HR: Geen verval van recht op grond van artikel 7:941lid 5 BW bij bedriegende derde-claimant WAM-verzekeraar

Op 6 juli 2018 heeft de Hoge Raad antwoord gegeven op de vraag of artikel 7:941 lid 5 BW van analoge toepassing is bij WAM-aansprakelijkheid. Volgens de Hoge Raad is dit niet het geval.

Als een verzekeringnemer zijn verzekeraar opzettelijk misleidt, dan kan zijn recht op uitkering op grond van artikel 7:941 lid 5  BW komen te vervallen. Deze mogelijk wordt gerechtvaardigd door het vertrouwenskarakter van de verzekeringsovereenkomst. De verzekeraar is voor haar informatievoorziening in sterke mate afhankelijk van inlichtingen van de verzekeringnemer en de benadeelde.

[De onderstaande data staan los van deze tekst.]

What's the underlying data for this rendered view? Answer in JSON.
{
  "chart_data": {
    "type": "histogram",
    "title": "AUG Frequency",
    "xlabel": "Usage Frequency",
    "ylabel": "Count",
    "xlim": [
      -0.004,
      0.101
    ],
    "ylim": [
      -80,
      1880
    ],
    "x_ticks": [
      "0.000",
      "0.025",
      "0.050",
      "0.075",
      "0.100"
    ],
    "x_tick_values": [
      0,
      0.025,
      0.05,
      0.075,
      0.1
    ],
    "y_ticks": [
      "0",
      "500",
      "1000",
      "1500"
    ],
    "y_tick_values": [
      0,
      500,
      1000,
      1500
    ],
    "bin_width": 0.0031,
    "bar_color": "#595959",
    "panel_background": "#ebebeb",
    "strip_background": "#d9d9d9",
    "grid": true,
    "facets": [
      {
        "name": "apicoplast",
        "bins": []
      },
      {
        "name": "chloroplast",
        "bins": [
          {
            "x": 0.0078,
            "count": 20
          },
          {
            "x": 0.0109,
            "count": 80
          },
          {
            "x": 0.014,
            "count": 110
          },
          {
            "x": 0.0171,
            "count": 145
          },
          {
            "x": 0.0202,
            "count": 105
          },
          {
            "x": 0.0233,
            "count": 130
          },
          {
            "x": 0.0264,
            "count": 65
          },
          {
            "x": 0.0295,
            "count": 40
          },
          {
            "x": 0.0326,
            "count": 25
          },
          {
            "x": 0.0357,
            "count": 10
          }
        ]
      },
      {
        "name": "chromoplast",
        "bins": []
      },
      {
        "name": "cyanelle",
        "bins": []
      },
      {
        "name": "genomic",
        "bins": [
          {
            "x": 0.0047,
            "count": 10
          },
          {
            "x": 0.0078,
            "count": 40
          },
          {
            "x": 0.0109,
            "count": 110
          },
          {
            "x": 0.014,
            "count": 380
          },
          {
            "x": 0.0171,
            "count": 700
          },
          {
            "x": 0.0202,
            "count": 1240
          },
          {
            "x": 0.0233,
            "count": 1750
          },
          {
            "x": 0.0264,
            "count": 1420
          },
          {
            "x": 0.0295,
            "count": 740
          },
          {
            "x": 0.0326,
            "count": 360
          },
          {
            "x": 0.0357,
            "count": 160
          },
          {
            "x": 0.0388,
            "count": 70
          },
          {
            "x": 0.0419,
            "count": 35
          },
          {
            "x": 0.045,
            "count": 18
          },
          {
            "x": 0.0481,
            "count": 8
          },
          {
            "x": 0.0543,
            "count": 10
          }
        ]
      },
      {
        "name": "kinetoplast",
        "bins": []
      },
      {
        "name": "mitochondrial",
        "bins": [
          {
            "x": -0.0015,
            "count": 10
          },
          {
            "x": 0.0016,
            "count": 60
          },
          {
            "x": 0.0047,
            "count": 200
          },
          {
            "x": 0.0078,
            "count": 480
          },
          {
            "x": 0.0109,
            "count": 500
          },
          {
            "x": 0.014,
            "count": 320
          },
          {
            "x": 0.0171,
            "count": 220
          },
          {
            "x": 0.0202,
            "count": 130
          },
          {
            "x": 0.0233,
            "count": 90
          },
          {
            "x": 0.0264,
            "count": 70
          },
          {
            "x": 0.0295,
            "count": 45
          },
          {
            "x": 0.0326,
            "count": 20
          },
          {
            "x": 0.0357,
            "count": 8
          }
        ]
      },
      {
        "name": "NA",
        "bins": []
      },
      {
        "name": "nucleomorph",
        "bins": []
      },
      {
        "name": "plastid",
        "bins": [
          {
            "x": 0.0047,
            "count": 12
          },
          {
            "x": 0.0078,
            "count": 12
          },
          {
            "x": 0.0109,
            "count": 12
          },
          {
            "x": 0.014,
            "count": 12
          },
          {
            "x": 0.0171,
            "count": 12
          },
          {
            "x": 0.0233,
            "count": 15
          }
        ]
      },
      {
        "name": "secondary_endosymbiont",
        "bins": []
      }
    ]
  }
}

Het is lang onzeker geweest of artikel 7:941 lid 5 BW ook van toepassing is op de situatie waarin een derde-claimant, zoals een letselschade slachtoffer, de WAM-verzekeraar opzettelijk misleidt met als doel om een verzekeringsuitkering te verkrijgen. Onlangs  heeft de Hoge Raad hier duidelijkheid over gegeven. In deze zaak ging het om het volgende:
Benadeelde heeft geprobeerd om door middel van valse getuigenverklaring de WAM-verzekeraar ervan te overtuigen dat zij als inzittende betrokken is geweest bij een aanrijding en dat zij als gevolg van die aanrijding whiplashletsel heeft opgelopen. In rechte is vast komen te staan dat de door benadeelde overgelegde getuigenverklaringen zijn verzonnen. De getuigen zijn door benadeelde overgehaald om een onjuiste verklaring af te leggen.
De WAM-verzekeraar weigert de schade van benadeelde te vergoeden. De verzekeraar beroept zich in cassatie primair op verval van recht door middel van analoge toepassing van artikel 7:941 lid 5 BW. 
De Hoge Raad overweegt dat bij gebrek aan een contractuele relatie tussen de benadeelde en de verzekeraar, artikel 7:941 lid 5 BW niet rechtstreekse van toepassing is. Ook voor analoge toepassing van de bepaling op de hiervoor bedoelde rechtsverhouding ziet de Hoge Raad geen ruimte. Volgens de Hoge Raad is voor het aanvaarden van een algemene buitenwettelijke regel die meebrengt dat bij opzettelijke misleiding van de verzekeraar door de benadeelde het eigen recht van art. 6 WAM vervalt, geen plaats.